Evidence for protein kinase involvement in the 5-HT-[Ca2+]i-pannexin-1 signalling pathway in type II glial cells of the rat carotid body

Chemoreceptor (type I) cells of the rodent carotid body (CB) synthesize and release several neurotransmitters/neuromodulators, including 5-hydroxytryptamine (5-HT), implicated in enhanced CB excitation after exposure to chronic intermittent hypoxia, e.g. sleep apnoea. However, recent studies suggest that 5-HT can robustly stimulate adjacent glial-like type II cells via ketanserin-sensitive 5-HT2 receptors, leading to intracellular Ca2+ elevation (Delta[Ca2+](i)) and activation of ATP-permeable pannexin-1 (Panx-1) channels. Using dissociated rat CB cultures, we investigated the role of protein kinases in the intracellular signalling pathways in type II cells. In isolated type II cells, 5-HT activated a Panx-1-like inward current (I5-HT) that was reversibly inhibited by the Src family kinase inhibitor PP2 (1 mu m), but not by its inactive analogue, PP3 (1 mu m).
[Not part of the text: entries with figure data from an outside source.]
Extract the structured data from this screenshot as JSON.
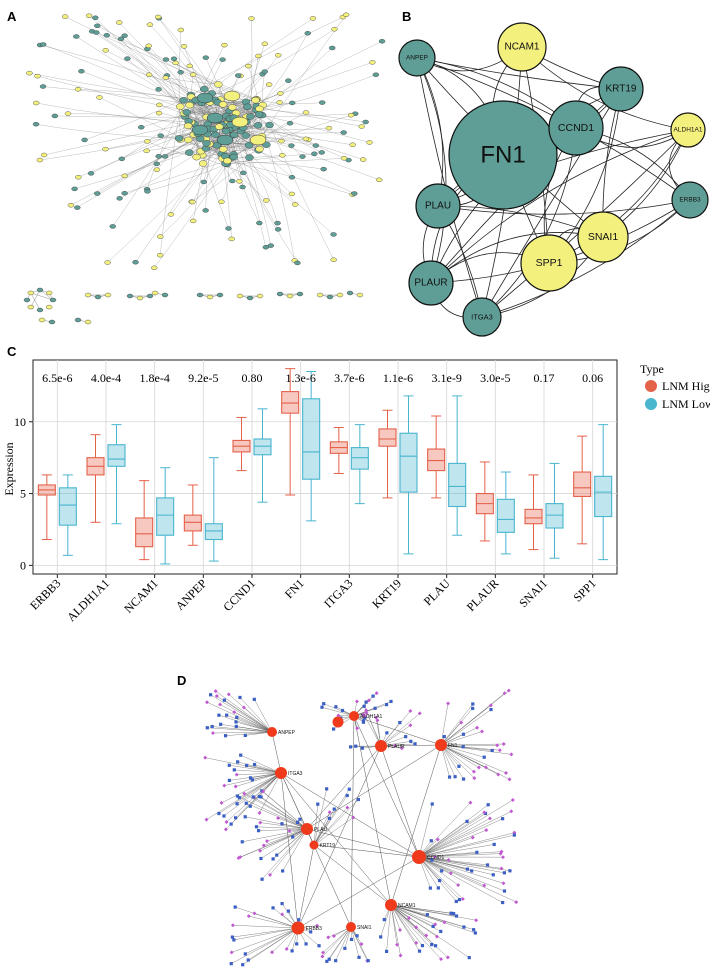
{
  "colors": {
    "teal": "#5f9e96",
    "yellow": "#f4f07e",
    "lnm_high": "#e4614a",
    "lnm_low": "#49b5cf",
    "hub_red": "#f03a1c",
    "square_blue": "#3c5fc4",
    "diamond_magenta": "#c05ad0",
    "edge_gray": "#555555"
  },
  "panels": {
    "a": {
      "letter": "A",
      "icon": "large-ppi-network"
    },
    "b": {
      "letter": "B",
      "nodes": [
        {
          "label": "FN1",
          "color": "teal"
        },
        {
          "label": "NCAM1",
          "color": "yellow"
        },
        {
          "label": "ANPEP",
          "color": "teal"
        },
        {
          "label": "KRT19",
          "color": "teal"
        },
        {
          "label": "CCND1",
          "color": "teal"
        },
        {
          "label": "ALDH1A1",
          "color": "yellow"
        },
        {
          "label": "ERBB3",
          "color": "teal"
        },
        {
          "label": "PLAU",
          "color": "teal"
        },
        {
          "label": "SNAI1",
          "color": "yellow"
        },
        {
          "label": "SPP1",
          "color": "yellow"
        },
        {
          "label": "PLAUR",
          "color": "teal"
        },
        {
          "label": "ITGA3",
          "color": "teal"
        }
      ]
    },
    "c": {
      "letter": "C"
    },
    "d": {
      "letter": "D",
      "hubs": [
        "ANPEP",
        "ALDH1A1",
        "PLAUR",
        "FN1",
        "ITGA3",
        "PLAU",
        "KRT19",
        "CCND1",
        "NCAM1",
        "ERBB3",
        "SNAI1"
      ]
    }
  },
  "chart_data": {
    "type": "boxplot",
    "ylabel": "Expression",
    "ylim": [
      -0.6,
      14.3
    ],
    "yticks": [
      0,
      5,
      10
    ],
    "grid": true,
    "legend": {
      "title": "Type",
      "entries": [
        "LNM High",
        "LNM Low"
      ],
      "placement": "right"
    },
    "categories": [
      "ERBB3",
      "ALDH1A1",
      "NCAM1",
      "ANPEP",
      "CCND1",
      "FN1",
      "ITGA3",
      "KRT19",
      "PLAU",
      "PLAUR",
      "SNAI1",
      "SPP1"
    ],
    "pvalues": [
      "6.5e-6",
      "4.0e-4",
      "1.8e-4",
      "9.2e-5",
      "0.80",
      "1.3e-6",
      "3.7e-6",
      "1.1e-6",
      "3.1e-9",
      "3.0e-5",
      "0.17",
      "0.06"
    ],
    "series": [
      {
        "name": "LNM High",
        "boxes": [
          {
            "min": 1.8,
            "q1": 4.9,
            "median": 5.25,
            "q3": 5.6,
            "max": 6.3
          },
          {
            "min": 3.0,
            "q1": 6.3,
            "median": 6.9,
            "q3": 7.5,
            "max": 9.1
          },
          {
            "min": 0.4,
            "q1": 1.3,
            "median": 2.2,
            "q3": 3.3,
            "max": 5.9
          },
          {
            "min": 1.4,
            "q1": 2.4,
            "median": 3.0,
            "q3": 3.5,
            "max": 5.6
          },
          {
            "min": 6.6,
            "q1": 7.9,
            "median": 8.3,
            "q3": 8.7,
            "max": 10.3
          },
          {
            "min": 4.9,
            "q1": 10.6,
            "median": 11.3,
            "q3": 12.1,
            "max": 13.7
          },
          {
            "min": 6.4,
            "q1": 7.8,
            "median": 8.2,
            "q3": 8.6,
            "max": 9.6
          },
          {
            "min": 4.7,
            "q1": 8.3,
            "median": 8.8,
            "q3": 9.5,
            "max": 10.8
          },
          {
            "min": 4.7,
            "q1": 6.6,
            "median": 7.3,
            "q3": 8.1,
            "max": 10.4
          },
          {
            "min": 1.7,
            "q1": 3.6,
            "median": 4.3,
            "q3": 5.0,
            "max": 7.2
          },
          {
            "min": 1.1,
            "q1": 2.9,
            "median": 3.3,
            "q3": 3.9,
            "max": 6.3
          },
          {
            "min": 1.5,
            "q1": 4.8,
            "median": 5.4,
            "q3": 6.5,
            "max": 9.0
          }
        ]
      },
      {
        "name": "LNM Low",
        "boxes": [
          {
            "min": 0.7,
            "q1": 2.8,
            "median": 4.2,
            "q3": 5.4,
            "max": 6.3
          },
          {
            "min": 2.9,
            "q1": 6.9,
            "median": 7.4,
            "q3": 8.4,
            "max": 9.8
          },
          {
            "min": 0.1,
            "q1": 2.1,
            "median": 3.5,
            "q3": 4.7,
            "max": 6.8
          },
          {
            "min": 0.3,
            "q1": 1.8,
            "median": 2.4,
            "q3": 2.9,
            "max": 7.5
          },
          {
            "min": 4.4,
            "q1": 7.7,
            "median": 8.3,
            "q3": 8.8,
            "max": 10.9
          },
          {
            "min": 3.1,
            "q1": 6.0,
            "median": 7.9,
            "q3": 11.6,
            "max": 13.5
          },
          {
            "min": 4.3,
            "q1": 6.7,
            "median": 7.5,
            "q3": 8.2,
            "max": 9.8
          },
          {
            "min": 0.8,
            "q1": 5.1,
            "median": 7.6,
            "q3": 9.2,
            "max": 11.8
          },
          {
            "min": 2.1,
            "q1": 4.1,
            "median": 5.5,
            "q3": 7.1,
            "max": 11.8
          },
          {
            "min": 0.8,
            "q1": 2.3,
            "median": 3.2,
            "q3": 4.6,
            "max": 6.5
          },
          {
            "min": 0.5,
            "q1": 2.6,
            "median": 3.5,
            "q3": 4.3,
            "max": 7.1
          },
          {
            "min": 0.4,
            "q1": 3.4,
            "median": 5.1,
            "q3": 6.2,
            "max": 9.8
          }
        ]
      }
    ]
  }
}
Moreover, I5-HT was reversibly inhibited (>90%) by H89 (1 mu m), a protein kinase A blocker, whereas the protein kinase C blocker GF109203X (2 mu m) was largely ineffective. In contrast, the P2Y2R agonist UTP (100 mu m) activated Panx-1-like currents that were reversibly inhibited (similar to 60%) by either H89 or GF109203X. Using fura-2 spectrofluorimetry, the 5-HT-induced Delta[Ca2+](i) was unaffected by PP2, H89 and GF109293X, suggesting that the kinases acted downstream of the Ca2+ rise. Given that intracellular Ca2+ chelation was previously shown to block receptor-mediated Panx-1 current activation in type II cells, these data suggest that CB neuromodulators use overlapping, but not necessarily identical, signalling pathways to activate Panx-1 channels and release ATP, a CB excitatory neurotransmitter. In conclusion, these studies provide new mechanistic insight into 5-HT signalling in the CB that has pathophysiological relevance.